A Common Reality
November 14, 2019 - March 8, 2020
Candace Sanderson’s latest body of work explores the visible and invisible structures that hold women back. For generations women’s rights movements have fought and continue to fight for the fair treatment and civil liberties of all women. Over the last year, Sanderson has been creating work by confronting the reality of her own personal experiences, actively exploring on her own terms what it means to be a woman today. A Common Reality is a reference to the spaces that we all occupy. It is also an acknowledgement of how different our experience of that same reality is based on our gender.
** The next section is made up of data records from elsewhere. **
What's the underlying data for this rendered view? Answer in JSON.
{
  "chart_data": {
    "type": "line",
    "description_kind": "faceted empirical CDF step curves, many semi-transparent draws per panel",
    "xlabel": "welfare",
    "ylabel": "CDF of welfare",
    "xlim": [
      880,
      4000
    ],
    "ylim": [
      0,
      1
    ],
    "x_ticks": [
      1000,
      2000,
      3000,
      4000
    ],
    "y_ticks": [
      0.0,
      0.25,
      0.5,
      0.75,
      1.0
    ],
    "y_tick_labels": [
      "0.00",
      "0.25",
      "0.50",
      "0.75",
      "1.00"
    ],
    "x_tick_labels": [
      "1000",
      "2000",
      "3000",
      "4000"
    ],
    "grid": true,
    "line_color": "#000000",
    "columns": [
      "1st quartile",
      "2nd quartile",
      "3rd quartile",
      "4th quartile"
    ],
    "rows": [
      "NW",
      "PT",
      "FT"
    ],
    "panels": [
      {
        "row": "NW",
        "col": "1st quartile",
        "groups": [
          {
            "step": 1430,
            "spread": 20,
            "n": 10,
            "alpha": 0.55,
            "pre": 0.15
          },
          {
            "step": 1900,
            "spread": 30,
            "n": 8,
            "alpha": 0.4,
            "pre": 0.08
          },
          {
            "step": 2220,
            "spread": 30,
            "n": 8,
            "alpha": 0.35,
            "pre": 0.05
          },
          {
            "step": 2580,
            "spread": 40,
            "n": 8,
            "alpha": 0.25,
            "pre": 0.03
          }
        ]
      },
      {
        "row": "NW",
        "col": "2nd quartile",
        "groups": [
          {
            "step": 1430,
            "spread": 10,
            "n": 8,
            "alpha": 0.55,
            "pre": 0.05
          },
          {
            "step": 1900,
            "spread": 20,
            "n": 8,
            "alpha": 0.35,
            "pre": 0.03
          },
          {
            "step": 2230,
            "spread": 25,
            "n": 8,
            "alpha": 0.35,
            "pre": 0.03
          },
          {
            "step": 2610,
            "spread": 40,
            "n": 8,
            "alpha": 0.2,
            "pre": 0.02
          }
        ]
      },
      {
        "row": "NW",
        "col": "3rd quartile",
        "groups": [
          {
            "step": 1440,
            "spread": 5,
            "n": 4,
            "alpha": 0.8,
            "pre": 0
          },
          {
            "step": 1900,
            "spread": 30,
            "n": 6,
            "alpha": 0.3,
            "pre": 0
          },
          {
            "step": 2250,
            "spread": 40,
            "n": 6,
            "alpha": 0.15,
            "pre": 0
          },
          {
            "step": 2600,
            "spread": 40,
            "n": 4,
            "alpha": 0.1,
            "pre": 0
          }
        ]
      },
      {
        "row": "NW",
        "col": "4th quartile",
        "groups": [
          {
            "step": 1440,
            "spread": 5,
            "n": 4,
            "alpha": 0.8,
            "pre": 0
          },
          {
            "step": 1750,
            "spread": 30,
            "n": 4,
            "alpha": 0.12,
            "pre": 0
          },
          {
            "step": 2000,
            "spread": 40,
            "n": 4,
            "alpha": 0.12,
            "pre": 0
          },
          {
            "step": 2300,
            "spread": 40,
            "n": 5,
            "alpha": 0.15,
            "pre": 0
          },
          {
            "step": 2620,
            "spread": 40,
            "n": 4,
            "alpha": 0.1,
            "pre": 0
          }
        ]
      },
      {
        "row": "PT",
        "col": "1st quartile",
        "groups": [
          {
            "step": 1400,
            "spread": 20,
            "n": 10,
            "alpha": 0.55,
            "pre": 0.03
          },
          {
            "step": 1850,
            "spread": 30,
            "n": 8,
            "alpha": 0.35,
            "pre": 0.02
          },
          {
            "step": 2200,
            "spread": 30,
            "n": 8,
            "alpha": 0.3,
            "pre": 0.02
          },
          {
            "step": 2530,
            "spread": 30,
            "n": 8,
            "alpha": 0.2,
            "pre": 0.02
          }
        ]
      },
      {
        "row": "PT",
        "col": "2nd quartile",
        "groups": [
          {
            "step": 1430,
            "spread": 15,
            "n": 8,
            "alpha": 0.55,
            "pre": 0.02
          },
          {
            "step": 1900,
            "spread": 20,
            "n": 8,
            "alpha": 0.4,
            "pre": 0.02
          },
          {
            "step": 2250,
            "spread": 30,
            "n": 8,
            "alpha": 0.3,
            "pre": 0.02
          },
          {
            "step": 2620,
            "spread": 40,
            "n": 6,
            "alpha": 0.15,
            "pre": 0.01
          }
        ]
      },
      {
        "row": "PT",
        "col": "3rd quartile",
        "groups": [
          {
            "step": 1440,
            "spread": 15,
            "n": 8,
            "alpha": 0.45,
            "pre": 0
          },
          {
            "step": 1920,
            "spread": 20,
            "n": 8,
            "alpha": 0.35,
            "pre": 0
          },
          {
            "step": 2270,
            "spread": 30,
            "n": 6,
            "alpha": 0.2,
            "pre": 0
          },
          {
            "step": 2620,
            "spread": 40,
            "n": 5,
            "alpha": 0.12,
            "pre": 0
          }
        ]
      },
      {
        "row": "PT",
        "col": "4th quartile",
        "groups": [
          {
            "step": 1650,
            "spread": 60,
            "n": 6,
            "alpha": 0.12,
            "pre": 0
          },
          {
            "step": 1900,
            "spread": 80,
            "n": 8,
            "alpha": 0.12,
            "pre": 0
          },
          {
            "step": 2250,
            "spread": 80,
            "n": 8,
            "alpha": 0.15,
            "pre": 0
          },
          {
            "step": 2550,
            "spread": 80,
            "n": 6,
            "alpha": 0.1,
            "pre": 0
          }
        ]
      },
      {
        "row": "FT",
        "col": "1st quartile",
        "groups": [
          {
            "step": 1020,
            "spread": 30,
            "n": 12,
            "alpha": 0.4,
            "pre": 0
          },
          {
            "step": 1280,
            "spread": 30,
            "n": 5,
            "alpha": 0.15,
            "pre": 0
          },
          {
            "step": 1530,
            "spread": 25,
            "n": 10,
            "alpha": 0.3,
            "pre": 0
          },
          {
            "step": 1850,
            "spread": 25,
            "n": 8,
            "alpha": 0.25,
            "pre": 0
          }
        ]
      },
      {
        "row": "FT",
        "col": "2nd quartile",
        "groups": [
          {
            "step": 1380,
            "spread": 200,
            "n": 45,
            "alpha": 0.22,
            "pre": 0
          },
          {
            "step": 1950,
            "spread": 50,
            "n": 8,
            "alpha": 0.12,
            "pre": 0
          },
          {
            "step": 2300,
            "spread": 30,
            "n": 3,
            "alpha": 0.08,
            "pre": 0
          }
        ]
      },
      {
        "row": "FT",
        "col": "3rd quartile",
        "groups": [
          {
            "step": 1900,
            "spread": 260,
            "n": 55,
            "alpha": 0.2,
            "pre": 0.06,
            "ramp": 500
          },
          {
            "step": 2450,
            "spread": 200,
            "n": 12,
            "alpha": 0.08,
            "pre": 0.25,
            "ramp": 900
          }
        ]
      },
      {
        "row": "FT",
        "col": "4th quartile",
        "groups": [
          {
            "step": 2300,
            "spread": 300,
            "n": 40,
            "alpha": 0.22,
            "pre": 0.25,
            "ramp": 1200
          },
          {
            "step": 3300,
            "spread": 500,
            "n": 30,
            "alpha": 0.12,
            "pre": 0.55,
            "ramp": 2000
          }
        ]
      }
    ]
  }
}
One of the central images of the exhibition is a series of interlocking female doll figures, braided into a daisy chain net. Each of their rope ties show the common bond that unites the women when woven into a tapestry of similar experiences. The X X pattern additionally repeats in the large sculptures that dominate the room, artistic interpretations of manmade structures known as Czech hedgehogs, originally built as barricades during the Second World War. Sanderson was interested in the sculptural form of the anti-tank fortifications because her relatives fought during the battle on the Beaches of Normandy in 1944. However, as a metaphor for the obstacles that women face on a daily basis, the sculptures function to slow down and redirect the forward movement of military troops. This is a common reality for women who face barriers to accessing legal workplace protections, equal opportunities for career advancement and are constantly judged for how they look and dress their own bodies. If we all take a step back to take in the whole picture it becomes clear that in order to close the gender inequality gap, we need to remove these obstacles in order to work towards the goal of a truly common reality.